From the outset of this truly awful story, my sympathy, like many others, has been with the mother, Sally Faulkner. Ill-advised, even foolish, she may have been, but any parent who loves his or her children, can relate to Faulkner’s desperation and her determination to do whatever needed to be done, in order to get them back. This is not to deny the rights of the father. The problem, as Mr Stefanovic has identified, is a complex one. Whatever the rights or wrongs of this case, there can be no doubt that what Sally Faulkner did, she did for love.

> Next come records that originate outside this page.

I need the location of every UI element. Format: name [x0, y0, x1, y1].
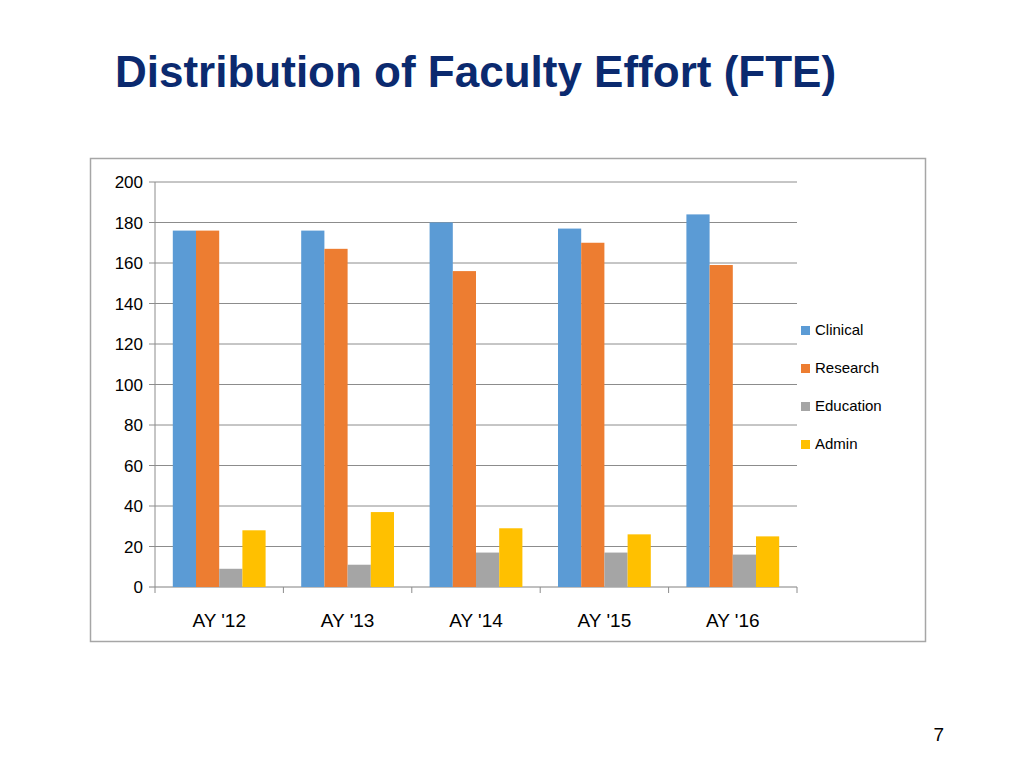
y-tick-label: 120 — [115, 335, 143, 354]
bar — [476, 553, 499, 587]
legend-swatch — [801, 326, 810, 335]
x-tick — [797, 587, 798, 593]
slide: Distribution of Faculty Effort (FTE) 0 20 4… — [0, 0, 1024, 768]
y-tick-label: 0 — [134, 578, 143, 597]
y-axis — [155, 182, 156, 587]
x-tick — [155, 587, 156, 593]
bar — [348, 565, 371, 587]
x-tick-label: AY '16 — [706, 610, 760, 631]
bar — [604, 553, 627, 587]
bar — [430, 223, 453, 588]
bar — [371, 512, 394, 587]
y-tick-label: 140 — [115, 295, 143, 314]
bar — [581, 243, 604, 587]
bar — [499, 528, 522, 587]
legend-label: Research — [815, 359, 879, 376]
bar — [710, 265, 733, 587]
bars — [173, 214, 779, 587]
bar — [324, 249, 347, 587]
legend-label: Clinical — [815, 321, 863, 338]
bar — [686, 214, 709, 587]
legend-swatch — [801, 402, 810, 411]
x-tick-label: AY '14 — [449, 610, 503, 631]
bar — [453, 271, 476, 587]
legend-swatch — [801, 364, 810, 373]
x-tick — [668, 587, 669, 593]
bar — [733, 555, 756, 587]
y-tick-label: 100 — [115, 376, 143, 395]
bar — [756, 536, 779, 587]
bar — [196, 231, 219, 587]
legend-swatch — [801, 440, 810, 449]
y-tick-label: 180 — [115, 214, 143, 233]
y-tick-label: 60 — [124, 457, 143, 476]
slide-number: 7 — [933, 724, 944, 745]
bar — [301, 231, 324, 587]
grid-line — [149, 182, 797, 183]
bar — [242, 530, 265, 587]
x-tick — [283, 587, 284, 593]
legend-label: Admin — [815, 435, 858, 452]
x-tick-label: AY '15 — [578, 610, 632, 631]
y-tick-label: 200 — [115, 173, 143, 192]
x-tick-label: AY '13 — [321, 610, 375, 631]
x-tick-label: AY '12 — [192, 610, 246, 631]
bar — [628, 534, 651, 587]
legend-label: Education — [815, 397, 882, 414]
y-tick-label: 80 — [124, 416, 143, 435]
bar — [219, 569, 242, 587]
chart-frame — [91, 159, 926, 642]
bar — [558, 229, 581, 587]
title: Distribution of Faculty Effort (FTE) — [115, 47, 836, 96]
y-tick-label: 20 — [124, 538, 143, 557]
x-tick — [540, 587, 541, 593]
bar — [173, 231, 196, 587]
y-tick-label: 160 — [115, 254, 143, 273]
x-tick — [411, 587, 412, 593]
y-tick-label: 40 — [124, 497, 143, 516]
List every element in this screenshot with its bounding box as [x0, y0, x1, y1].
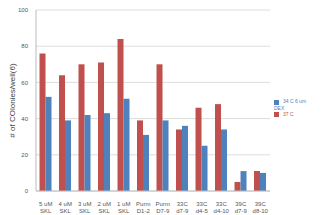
svg-text:60: 60: [21, 80, 28, 86]
svg-text:80: 80: [21, 43, 28, 49]
svg-text:PurmD7-9: PurmD7-9: [156, 201, 170, 214]
svg-text:20: 20: [21, 152, 28, 158]
svg-text:100: 100: [18, 7, 29, 13]
html-text:34 C 6 um DEX: 34 C 6 um DEX: [274, 98, 307, 111]
html-text:37 C: 37 C: [283, 110, 294, 117]
svg-text:PurmD1-2: PurmD1-2: [136, 201, 150, 214]
svg-text:33Cd4-5: 33Cd4-5: [196, 201, 209, 214]
svg-text:39Cd7-9: 39Cd7-9: [235, 201, 248, 214]
svg-text:33Cd7-9: 33Cd7-9: [176, 201, 189, 214]
svg-text:0: 0: [25, 188, 29, 194]
svg-text:3 uMSKL: 3 uMSKL: [78, 201, 91, 214]
svg-text:39Cd8-10: 39Cd8-10: [253, 201, 269, 214]
svg-text:33Cd4-10: 33Cd4-10: [214, 201, 230, 214]
svg-text:5 uMSKL: 5 uMSKL: [39, 201, 52, 214]
svg-text:40: 40: [21, 116, 28, 122]
svg-text:2 uMSKL: 2 uMSKL: [98, 201, 111, 214]
svg-text:1 uMSKL: 1 uMSKL: [117, 201, 130, 214]
svg-text:# of COlonies/well(6): # of COlonies/well(6): [8, 63, 17, 138]
svg-text:4 uMSKL: 4 uMSKL: [59, 201, 72, 214]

The motivations of Channel Nine and Child Abduction Recovery International are equally obvious, and are also a kind of love, though perhaps in less readily identifiable form. Both organisations are shining examples of capitalist culture, exhibiting the corporate virtues of greed, arrogance, amorality and hubris. Nine’s decision to downsize, to cut their partners adrift and leave them to their fate in a Lebanese gaol was an act upholding the highest traditions of economic rationalism.

The one exquisite, high point of this tragic farce has been to watch Channel Nine skewered by its own opportunism. Whoever dreamed this up, presumably the same genius responsible for serving up the mind-numbing litany of cooking, home renovation and so-called reality programmes, should be invited to take a pay cut and offered a position overseeing turd management in the Channel Nine toilets. As for Tara Brown, who two weeks ago I’d never heard of, but who I now know to be a woman of irreproachable grooming: it’s time for you to retire now and write that book. Just remember your audience and keep it simple. But you know all that, don’t you.

Tara_Brown_pictured_at_2014_Logie_Awards_
Tara Brown – a woman of irreproachable grooming.